Still reeling from the upset victory of Sen.-elect Scott Brown, R-Mass., earlier this week, President Obama is augmenting the political operation at the White House by bringing several key 2008 campaign aides back into the fold.

Senior White House officials tells ABC news that Obama for America campaign manager David Plouffe will soon set up shop at the Democratic National Committee to oversee House, Senate, and gubernatorial races this fall, in what is shaping up to be a difficult political environment for Democrats.

"Plouffe is one of the smartest guys in the business, he has the full trust of the President and his team, and we appreciate any and all help he can give us," White House communications director Dan Pfeiffer said. "This is a very challenging political environment and you want all the best players on the field."

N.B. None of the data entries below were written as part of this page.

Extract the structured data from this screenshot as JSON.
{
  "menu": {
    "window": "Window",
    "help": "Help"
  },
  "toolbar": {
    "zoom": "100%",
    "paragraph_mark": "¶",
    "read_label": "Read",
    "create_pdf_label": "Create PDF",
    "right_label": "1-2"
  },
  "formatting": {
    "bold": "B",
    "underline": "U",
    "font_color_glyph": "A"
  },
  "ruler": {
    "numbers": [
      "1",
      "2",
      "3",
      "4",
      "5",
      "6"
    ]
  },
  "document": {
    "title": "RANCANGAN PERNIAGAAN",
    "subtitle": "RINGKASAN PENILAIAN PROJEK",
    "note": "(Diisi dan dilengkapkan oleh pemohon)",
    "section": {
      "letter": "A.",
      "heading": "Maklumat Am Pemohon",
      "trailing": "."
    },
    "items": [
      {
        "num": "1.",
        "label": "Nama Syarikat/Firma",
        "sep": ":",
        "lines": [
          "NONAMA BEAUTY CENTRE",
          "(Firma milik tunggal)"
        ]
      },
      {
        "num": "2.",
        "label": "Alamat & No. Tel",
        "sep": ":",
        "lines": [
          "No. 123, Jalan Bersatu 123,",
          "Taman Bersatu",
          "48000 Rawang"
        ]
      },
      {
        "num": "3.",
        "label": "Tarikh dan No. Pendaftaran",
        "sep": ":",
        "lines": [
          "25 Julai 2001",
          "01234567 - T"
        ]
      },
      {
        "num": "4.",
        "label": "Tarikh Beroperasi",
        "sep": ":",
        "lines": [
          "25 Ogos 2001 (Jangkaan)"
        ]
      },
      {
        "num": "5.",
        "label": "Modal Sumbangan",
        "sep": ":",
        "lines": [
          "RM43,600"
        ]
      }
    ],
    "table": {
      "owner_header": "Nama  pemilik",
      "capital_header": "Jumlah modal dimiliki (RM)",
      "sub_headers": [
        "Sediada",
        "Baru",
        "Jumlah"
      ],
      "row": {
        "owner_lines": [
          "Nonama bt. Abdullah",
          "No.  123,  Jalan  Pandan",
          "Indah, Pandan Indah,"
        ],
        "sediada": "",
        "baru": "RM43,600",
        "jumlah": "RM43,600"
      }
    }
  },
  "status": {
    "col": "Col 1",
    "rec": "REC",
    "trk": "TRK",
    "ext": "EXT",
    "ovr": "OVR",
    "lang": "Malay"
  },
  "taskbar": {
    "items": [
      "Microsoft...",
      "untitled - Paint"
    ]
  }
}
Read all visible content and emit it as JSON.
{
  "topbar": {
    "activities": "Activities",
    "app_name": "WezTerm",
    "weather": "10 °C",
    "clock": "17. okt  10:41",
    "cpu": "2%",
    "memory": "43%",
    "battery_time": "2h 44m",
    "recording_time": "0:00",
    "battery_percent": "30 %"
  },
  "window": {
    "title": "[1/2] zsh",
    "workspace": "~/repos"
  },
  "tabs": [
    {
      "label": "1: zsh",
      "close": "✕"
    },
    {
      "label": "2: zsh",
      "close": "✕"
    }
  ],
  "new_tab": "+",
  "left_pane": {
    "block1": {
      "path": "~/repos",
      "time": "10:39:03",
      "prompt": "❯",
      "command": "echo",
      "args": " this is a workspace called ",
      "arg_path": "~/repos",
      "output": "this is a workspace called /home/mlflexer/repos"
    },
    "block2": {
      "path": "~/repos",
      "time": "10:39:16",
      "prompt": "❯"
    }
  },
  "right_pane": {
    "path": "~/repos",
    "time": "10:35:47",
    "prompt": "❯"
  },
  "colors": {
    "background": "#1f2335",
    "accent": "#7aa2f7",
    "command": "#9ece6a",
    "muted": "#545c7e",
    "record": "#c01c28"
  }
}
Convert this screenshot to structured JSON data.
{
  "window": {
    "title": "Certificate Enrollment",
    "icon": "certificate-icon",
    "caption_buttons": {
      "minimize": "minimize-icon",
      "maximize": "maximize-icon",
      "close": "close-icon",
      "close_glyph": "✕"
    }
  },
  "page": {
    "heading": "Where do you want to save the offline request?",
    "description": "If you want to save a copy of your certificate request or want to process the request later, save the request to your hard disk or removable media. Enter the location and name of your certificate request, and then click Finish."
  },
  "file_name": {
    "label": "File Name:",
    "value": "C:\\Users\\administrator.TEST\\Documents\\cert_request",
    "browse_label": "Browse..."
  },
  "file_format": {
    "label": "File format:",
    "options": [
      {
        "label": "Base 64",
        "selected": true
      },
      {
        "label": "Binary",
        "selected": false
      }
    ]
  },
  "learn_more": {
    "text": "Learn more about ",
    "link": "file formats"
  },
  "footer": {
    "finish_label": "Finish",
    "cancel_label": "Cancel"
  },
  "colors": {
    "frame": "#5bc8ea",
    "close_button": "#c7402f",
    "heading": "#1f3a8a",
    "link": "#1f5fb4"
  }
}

In the wake of the loss of the Massachusetts Senate seat — the first time a Republican has been elected to represent the Bay State since 1972, when President Obama was 11 — the president has ordered a review of the Democratic Party's entire political operation.

In addition to the return of top aides such as Plouffe, other mid-level operatives from the 2008 Obama campaign who helped bring candidate Obama victories in Iowa and in Feb. 5 "Super Tuesday" primary states, will be enlisted to work on campaigns to keep expected Democratic losses to a minimum, aides said.

Within the White House, deputy chief of staff Jim Messina and political director Patrick Gaspard are primarily responsible for supervising campaigns. Aides stressed that these new positions would be augmenting — not replacing — their roles.

Brown's victory and the voter discontent it represents have scared Democratic incumbents in Washington, D.C., threatening to kill off any attempt at health care reform legislation and threatening the confirmation of Federal Reserve chairman Ben Bernanke, whom Obama has nominated for a second term.